As mentioned above, by learning to master one coding language, you also happen to be exposed to important fundamental engineering principles. I can’t help but recollect the journey of identifying these engineering principles. It was mostly through learning physics and programming. Learning to code gives me the opportunity to adopt a set of new languages, with which I can describe and reason about problems. A new language also forces my brain to abandon many of the unhelpful biases ³ and frees my brain to think from first principles. Learning to code is difficult and messy, which is precisely how I learnt to be patient with my experiments ⁴. I keep a journal with all the ideas, experiments, and configs, where I learnt the value of trying a lot of different things and identifying hidden connections.

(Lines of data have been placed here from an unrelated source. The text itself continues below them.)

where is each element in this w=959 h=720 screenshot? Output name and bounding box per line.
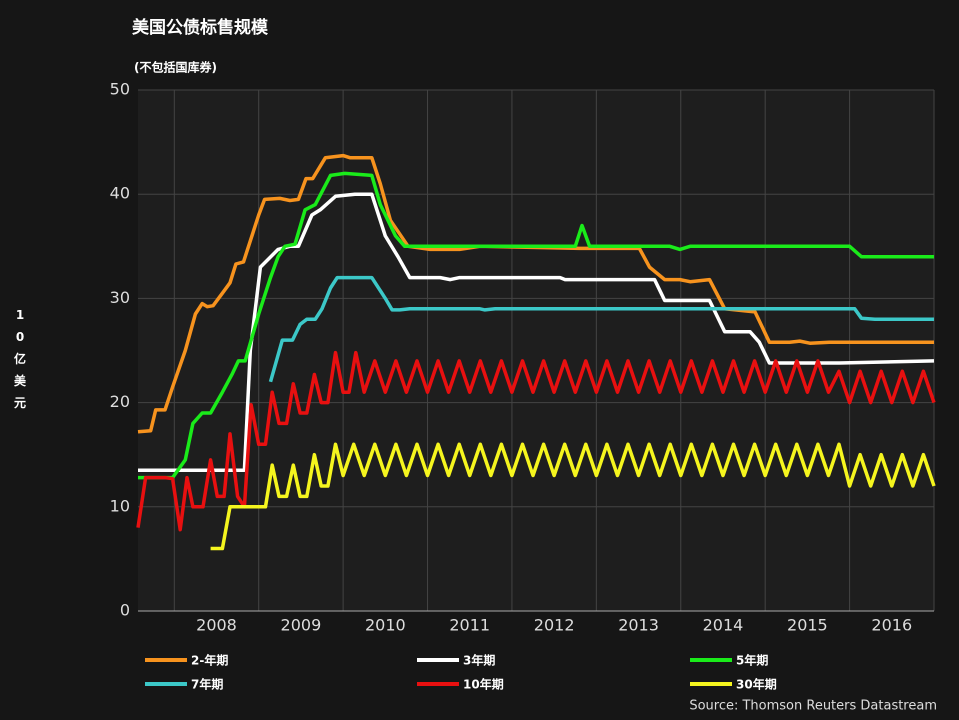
legend-label: 30年期 [736,677,777,692]
chart-subtitle: (不包括国库券) [134,60,217,75]
y-axis-label: 10亿美元 [13,308,26,410]
series-line [268,275,934,383]
legend-label: 3年期 [463,653,495,668]
chart-title: 美国公债标售规模 [132,17,269,38]
series-line [138,171,934,480]
legend-label: 5年期 [736,653,768,668]
y-tick-label: 40 [110,184,130,203]
x-tick-label: 2014 [703,616,744,635]
legend-label: 2-年期 [191,653,228,668]
legend-label: 10年期 [463,677,504,692]
x-tick-label: 2015 [787,616,828,635]
x-tick-label: 2011 [449,616,490,635]
x-tick-label: 2010 [365,616,406,635]
y-tick-label: 50 [110,80,130,99]
legend-label: 7年期 [191,677,223,692]
x-tick-label: 2013 [618,616,659,635]
series-line [136,350,936,532]
series-line [210,442,936,551]
x-tick-label: 2016 [871,616,912,635]
y-tick-label: 20 [110,392,130,411]
plot-area [138,90,934,611]
y-tick-label: 10 [110,496,130,515]
x-tick-label: 2012 [534,616,575,635]
source: Source: Thomson Reuters Datastream [689,699,937,714]
x-tick-label: 2008 [196,616,237,635]
y-tick-label: 30 [110,288,130,307]
x-tick-label: 2009 [281,616,322,635]
y-tick-label: 0 [120,601,130,620]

Learning programming or physics ⁵, in my opinion, is still the best way to experience the engineering principles. As I identify and enumerate the list of fundamental engineering principles, a few candidates emerged but didn’t make the list, such as Understanding & Knowledge and Simplify. I struggle to justify them as fundamental, something still needed as better agentic AI gets deployed. They are, in my opinion, engineering skills, still important to help you finish your project faster. But they don’t matter as much in a post-AGI world. Maybe I will write about it someday.

LLM Usage Declaration

This post is meant to be a very opinionated take. I did not use an LLM at all. I put my final draft into my summarizer prompt for fun.